Absolutely, life happens, and it doesn't always happen the way we want it to. It is the most natural thing in the world to feel unhappy, angry or sad in certain circumstances, and it is right and proper that we do feel that sometimes. But the problem comes when we habituate into these negative feelings; when being pissed off or grumpy becomes your standard response to most things.

There is nothing that you can achieve in an agitated frame of mind that you cannot do better with happiness.

There are two things you can choose to do to enjoy feeling more happiness more often.

1. WORK ON YOUR EMOTIONAL INTELLIGENCE

Just like happiness, all feelings have a practical purpose, even the bad ones. They are signals from you unconscious mind as to whether or not life is happening the way you want it to. Bad moods are not designed to just give you the experience of feeling miserable. If you listen closely to what they are telling you then you will always be able to find a much quicker route back to happiness. Negative emotions are like the warning lights on the dashboard of you car. They are a call to action. When the petrol light comes on, that is not a signal for your car to become depressed, it is a sign that action needs to be taken to get fuel. When you add more petrol the light goes out. The moment you bring your conscious attention to the cause of the feeling, and realise what actions needs to be taken to redress the balance, then its job is done. It no longer serves any useful purpose.

It is critical to acknowledge all of your feelings and not to mask them with a fake happiness. If you just cover them up with a painted-on smile then their simmer will turn into a boil and eventually the pot will overflow. Remember, they have a message they want you to know about, so stop and take the time to listen. Ask yourself, "Why might I be feeling like this in this situation? What is it trying to suggest?" And it's important to focus on the areas in which you have an element of control. It is no good to say "Well, it's suggesting that Bob is a pillock!" Get clear about the steps that will lead you away from frustration and toward a solution that feels better. As soon as you get an answer then exercise whatever control you have and decide to let go of the negativity around it. Ask yourself the question, "Now that I know what to do to sort this out, is it possible and acceptable for me to do it happily?" You'll be surprised how easy it is when you are willing.

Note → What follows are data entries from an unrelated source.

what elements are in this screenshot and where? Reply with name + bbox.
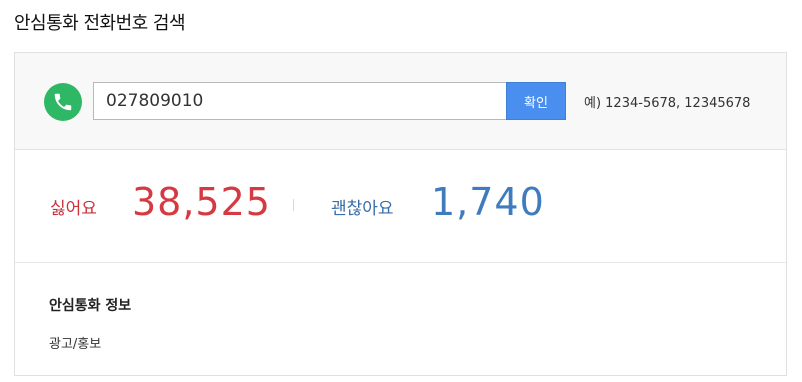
input-example-hint: 예) 1234-5678, 12345678 <box>584 96 751 111</box>
like-label: 괜찮아요 <box>331 199 394 219</box>
rating-stats: 싫어요 38,525 괜찮아요 1,740 <box>15 150 786 263</box>
search-panel: 확인 예) 1234-5678, 12345678 싫어요 38,525 괜찮아… <box>14 52 787 376</box>
page-title: 안심통화 전화번호 검색 <box>14 13 186 34</box>
stats-divider <box>293 199 294 211</box>
phone-number-input[interactable] <box>93 82 508 120</box>
phone-icon <box>44 83 82 121</box>
like-count: 1,740 <box>431 180 545 224</box>
info-title: 안심통화 정보 <box>49 298 132 314</box>
dislike-count: 38,525 <box>132 180 271 224</box>
confirm-button[interactable]: 확인 <box>506 82 566 120</box>
info-category: 광고/홍보 <box>49 337 102 352</box>
info-section: 안심통화 정보 광고/홍보 <box>15 263 786 375</box>
dislike-label: 싫어요 <box>50 199 97 219</box>
search-row: 확인 예) 1234-5678, 12345678 <box>15 53 786 150</box>
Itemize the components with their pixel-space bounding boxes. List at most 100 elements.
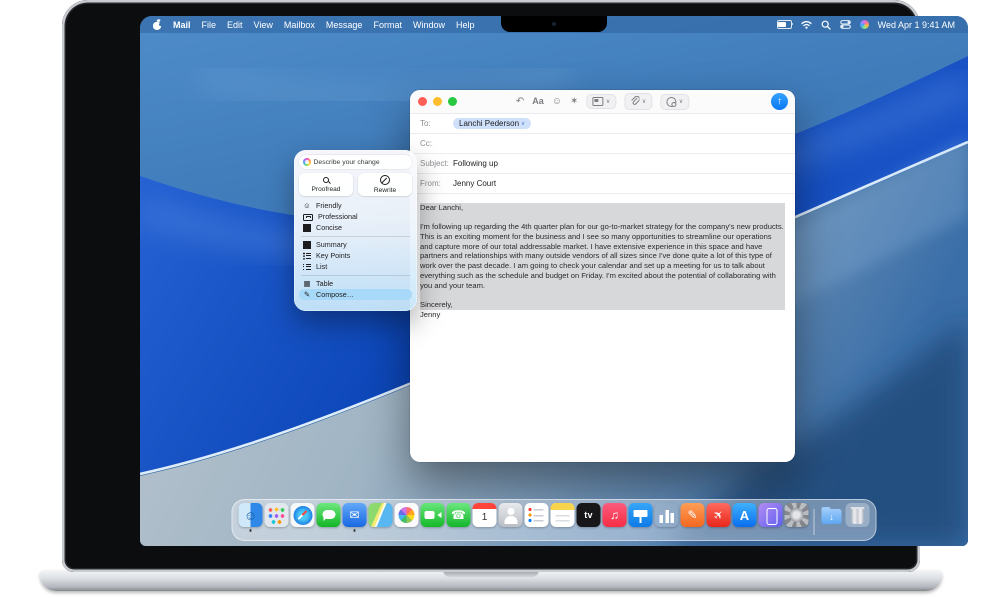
menu-mail[interactable]: Mail bbox=[173, 20, 191, 30]
menubar-clock[interactable]: Wed Apr 1 9:41 AM bbox=[878, 20, 955, 30]
subject-label: Subject: bbox=[420, 159, 453, 168]
dock-contacts-icon[interactable] bbox=[499, 503, 523, 532]
dock-keynote-icon[interactable] bbox=[629, 503, 653, 532]
dock-app-store-icon[interactable]: A bbox=[733, 503, 757, 532]
send-button[interactable]: ↑ bbox=[771, 93, 788, 110]
send-arrow-icon: ↑ bbox=[777, 96, 782, 107]
battery-icon[interactable] bbox=[777, 20, 792, 29]
running-indicator bbox=[249, 529, 252, 532]
menu-divider bbox=[301, 236, 410, 237]
dock-phone-icon[interactable]: ☎ bbox=[447, 503, 471, 532]
menu-item-label: Compose… bbox=[316, 290, 354, 299]
camera-dot bbox=[552, 22, 556, 26]
apple-intelligence-icon[interactable]: ✶ bbox=[570, 97, 578, 107]
dock-trash-icon[interactable] bbox=[846, 503, 870, 532]
message-body[interactable]: Dear Lanchi, I'm following up regarding … bbox=[410, 194, 795, 462]
screen: Mail File Edit View Mailbox Message Format Wind… bbox=[140, 16, 968, 546]
menu-mailbox[interactable]: Mailbox bbox=[284, 20, 315, 30]
mail-compose-window: ↶ Aa ☺ ✶ ∨ ∨ ∨ ↑ To: bbox=[410, 90, 795, 462]
menu-window[interactable]: Window bbox=[413, 20, 445, 30]
from-value: Jenny Court bbox=[453, 179, 496, 188]
describe-change-input[interactable]: Describe your change bbox=[299, 155, 412, 169]
menu-view[interactable]: View bbox=[254, 20, 273, 30]
undo-icon[interactable]: ↶ bbox=[516, 97, 524, 107]
format-text-icon[interactable]: Aa bbox=[532, 97, 544, 106]
dock-calendar-icon[interactable]: 1 bbox=[473, 503, 497, 532]
zoom-button[interactable] bbox=[448, 97, 457, 106]
recipient-name: Lanchi Pederson bbox=[459, 119, 519, 128]
dock-numbers-icon[interactable] bbox=[655, 503, 679, 532]
magnifier-icon bbox=[322, 176, 330, 184]
writing-tools-item-concise[interactable]: Concise bbox=[299, 222, 412, 233]
writing-tools-menu: ☺FriendlyProfessionalConcise SummaryKey P… bbox=[299, 200, 412, 300]
describe-change-placeholder: Describe your change bbox=[314, 159, 380, 166]
apple-menu-icon[interactable] bbox=[153, 20, 161, 30]
dock-safari-icon[interactable] bbox=[291, 503, 315, 532]
menu-file[interactable]: File bbox=[202, 20, 217, 30]
emoji-icon[interactable]: ☺ bbox=[552, 97, 562, 107]
dock-iphone-mirroring-icon[interactable] bbox=[759, 503, 783, 532]
from-field[interactable]: From: Jenny Court bbox=[410, 174, 795, 194]
chevron-down-icon: ∨ bbox=[679, 99, 683, 105]
dock: ☺ ✉ ☎1 tv♫ ✎✈A ↓ bbox=[232, 499, 877, 541]
proofread-button[interactable]: Proofread bbox=[299, 173, 353, 196]
subject-field[interactable]: Subject: Following up bbox=[410, 154, 795, 174]
dock-music-icon[interactable]: ♫ bbox=[603, 503, 627, 532]
dock-mail-icon[interactable]: ✉ bbox=[343, 503, 367, 532]
dock-launchpad-icon[interactable] bbox=[265, 503, 289, 532]
rewrite-button[interactable]: Rewrite bbox=[358, 173, 412, 196]
menu-format[interactable]: Format bbox=[373, 20, 402, 30]
wifi-icon[interactable] bbox=[801, 20, 812, 29]
dock-messages-icon[interactable] bbox=[317, 503, 341, 532]
to-field[interactable]: To: Lanchi Pederson ∨ bbox=[410, 114, 795, 134]
key-points-icon bbox=[303, 252, 311, 260]
menu-help[interactable]: Help bbox=[456, 20, 475, 30]
macbook-base bbox=[40, 570, 942, 591]
proofread-label: Proofread bbox=[312, 186, 341, 193]
dock-downloads-icon[interactable]: ↓ bbox=[820, 503, 844, 532]
display-notch bbox=[501, 16, 607, 32]
writing-tools-item-professional[interactable]: Professional bbox=[299, 211, 412, 222]
dock-pages-icon[interactable]: ✎ bbox=[681, 503, 705, 532]
writing-tools-item-summary[interactable]: Summary bbox=[299, 239, 412, 250]
writing-tools-item-table[interactable]: ▦Table bbox=[299, 278, 412, 289]
menu-item-label: Summary bbox=[316, 240, 347, 249]
body-signoff: Sincerely, bbox=[420, 300, 785, 310]
dock-facetime-icon[interactable] bbox=[421, 503, 445, 532]
dock-reminders-icon[interactable] bbox=[525, 503, 549, 532]
writing-tools-item-list[interactable]: List bbox=[299, 261, 412, 272]
menu-message[interactable]: Message bbox=[326, 20, 363, 30]
writing-tools-item-compose[interactable]: ✎Compose… bbox=[299, 289, 412, 300]
menu-edit[interactable]: Edit bbox=[227, 20, 243, 30]
cc-field[interactable]: Cc: bbox=[410, 134, 795, 154]
photo-browser-button[interactable]: ∨ bbox=[586, 94, 616, 109]
dock-system-settings-icon[interactable] bbox=[785, 503, 809, 532]
menubar-app-menus: Mail File Edit View Mailbox Message Format Wind… bbox=[173, 20, 475, 30]
attach-file-button[interactable]: ∨ bbox=[624, 93, 652, 110]
chevron-down-icon: ∨ bbox=[606, 99, 610, 105]
writing-tools-popup: Describe your change Proofread Rewrite ☺F… bbox=[294, 150, 417, 311]
more-options-button[interactable]: ∨ bbox=[660, 94, 689, 110]
list-icon bbox=[303, 263, 311, 271]
friendly-icon: ☺ bbox=[303, 202, 311, 210]
control-center-icon[interactable] bbox=[840, 20, 851, 29]
dock-photos-icon[interactable] bbox=[395, 503, 419, 532]
close-button[interactable] bbox=[418, 97, 427, 106]
siri-icon[interactable] bbox=[860, 20, 869, 29]
recipient-token[interactable]: Lanchi Pederson ∨ bbox=[453, 118, 531, 129]
dock-tv-icon[interactable]: tv bbox=[577, 503, 601, 532]
window-titlebar[interactable]: ↶ Aa ☺ ✶ ∨ ∨ ∨ ↑ bbox=[410, 90, 795, 114]
writing-tools-item-friendly[interactable]: ☺Friendly bbox=[299, 200, 412, 211]
writing-tools-item-key-points[interactable]: Key Points bbox=[299, 250, 412, 261]
dock-notes-icon[interactable] bbox=[551, 503, 575, 532]
more-options-icon bbox=[666, 97, 676, 107]
dock-finder-icon[interactable]: ☺ bbox=[239, 503, 263, 532]
dock-rocket-icon[interactable]: ✈ bbox=[707, 503, 731, 532]
writing-tools-buttons: Proofread Rewrite bbox=[299, 173, 412, 196]
summary-icon bbox=[303, 241, 311, 249]
dock-maps-icon[interactable] bbox=[369, 503, 393, 532]
cc-label: Cc: bbox=[420, 139, 453, 148]
search-icon[interactable] bbox=[821, 20, 831, 30]
professional-icon bbox=[303, 214, 313, 221]
minimize-button[interactable] bbox=[433, 97, 442, 106]
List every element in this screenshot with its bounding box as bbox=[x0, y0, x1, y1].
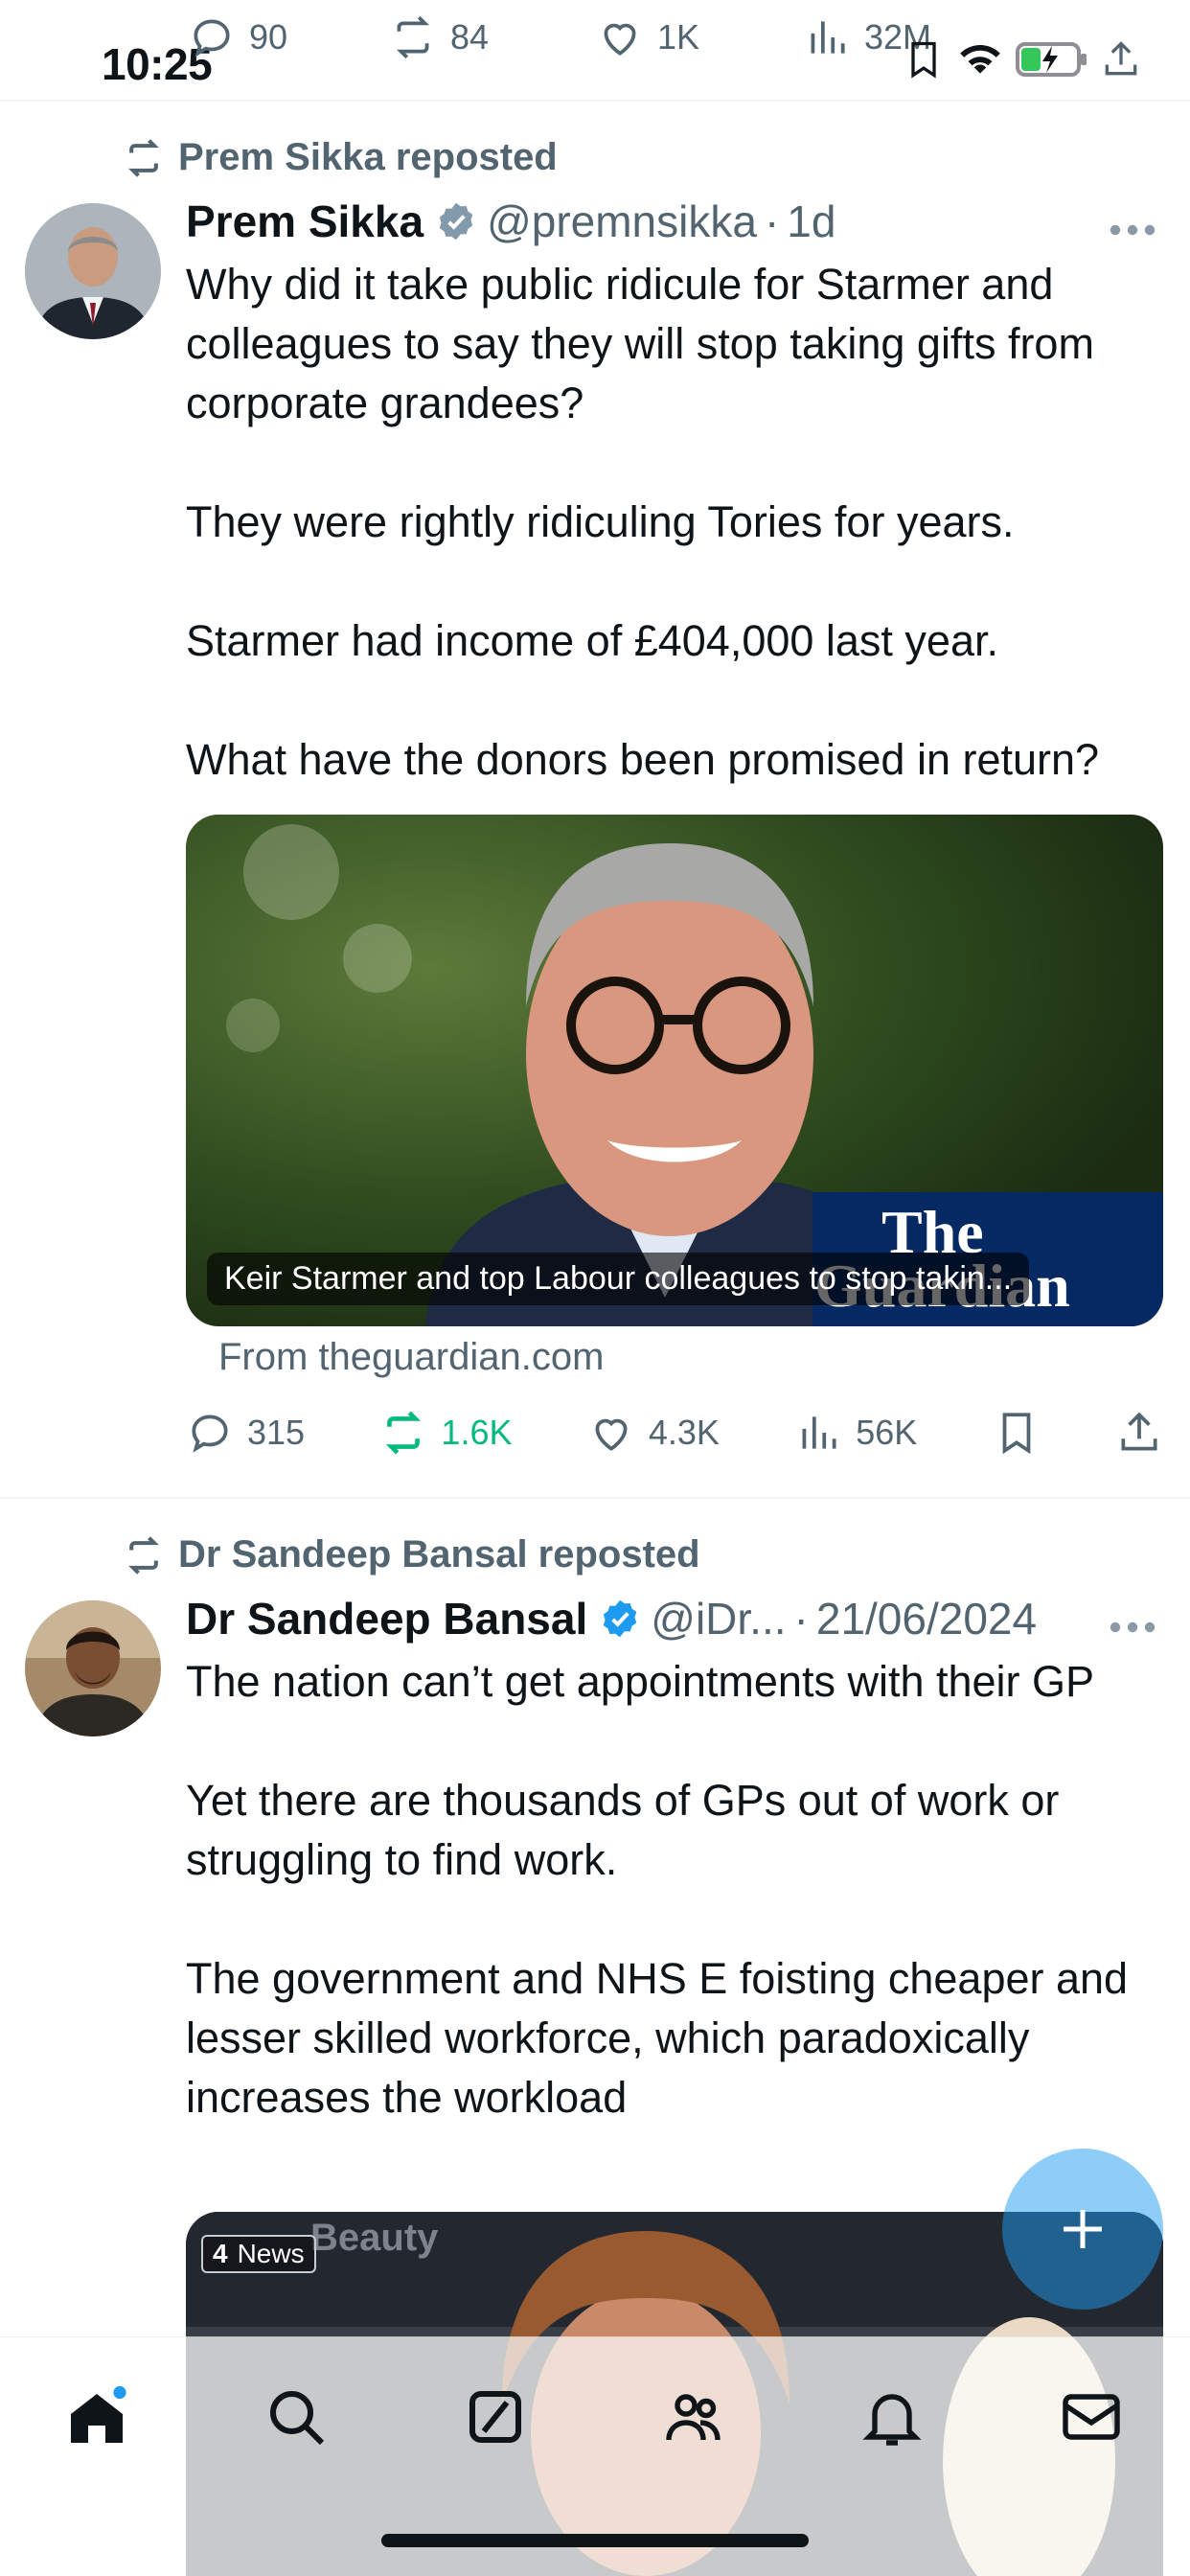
verified-blue-icon bbox=[604, 1599, 637, 1638]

2. GET TO KNOW THE PHYSIOLOGY OF HAPPINESS

Happiness has two parts: the internal experience of joy and the physical aliveness in your body. You've probably noticed that when you are down your body language becomes an outward symbol of how you feel inside. It becomes slouched, tensed and heavy and lacks signs of energy. When you are happy you stand taller and have a more open airy posture. Often the quickest way out of a negative mood is simply to move and adopt a more empowering body language. This sends a very clear signal to your brain that it is time to start feeling happier. Try this out for yourself the next time you are being a bit of a grump. Stand up straight, stick your chest out, and put a deliberate smile on your face. Your nervous system can only respond in a positive way to this kind of instruction from your physiology, that's just the way we work!

Be happy everyone!
www.life-happens.co.uk

4 comments:

Anonymous said...

Thank you Paul for such inspiring words and yes I will start to welcome the happiness waiting.

Kami said...

:) Yes, I deserve a nose and yes I deserve happiness as both are part of my blueprint.
I get the "Riiiight" all the time, sometimes people suggest that I am deluding myself or that I am way too naive and I have to grow up.
If I smile in the subway, I can see people giving me strange looks, or checking their looks in the window to make sure nothing is wrong with them.
It's a pity. Happiness and love should always be lived, expressed and shared.

Anonymous said...

I love your responses to my blog, thank you. I love getting the "Riiight", for some weird reason it always intesifies the happy feeling!. It's as if I get to have a little secret they don't know about. Childish, eh?

Kami said...

Haha "Riiight!" I like this perspective. I will apply it as well.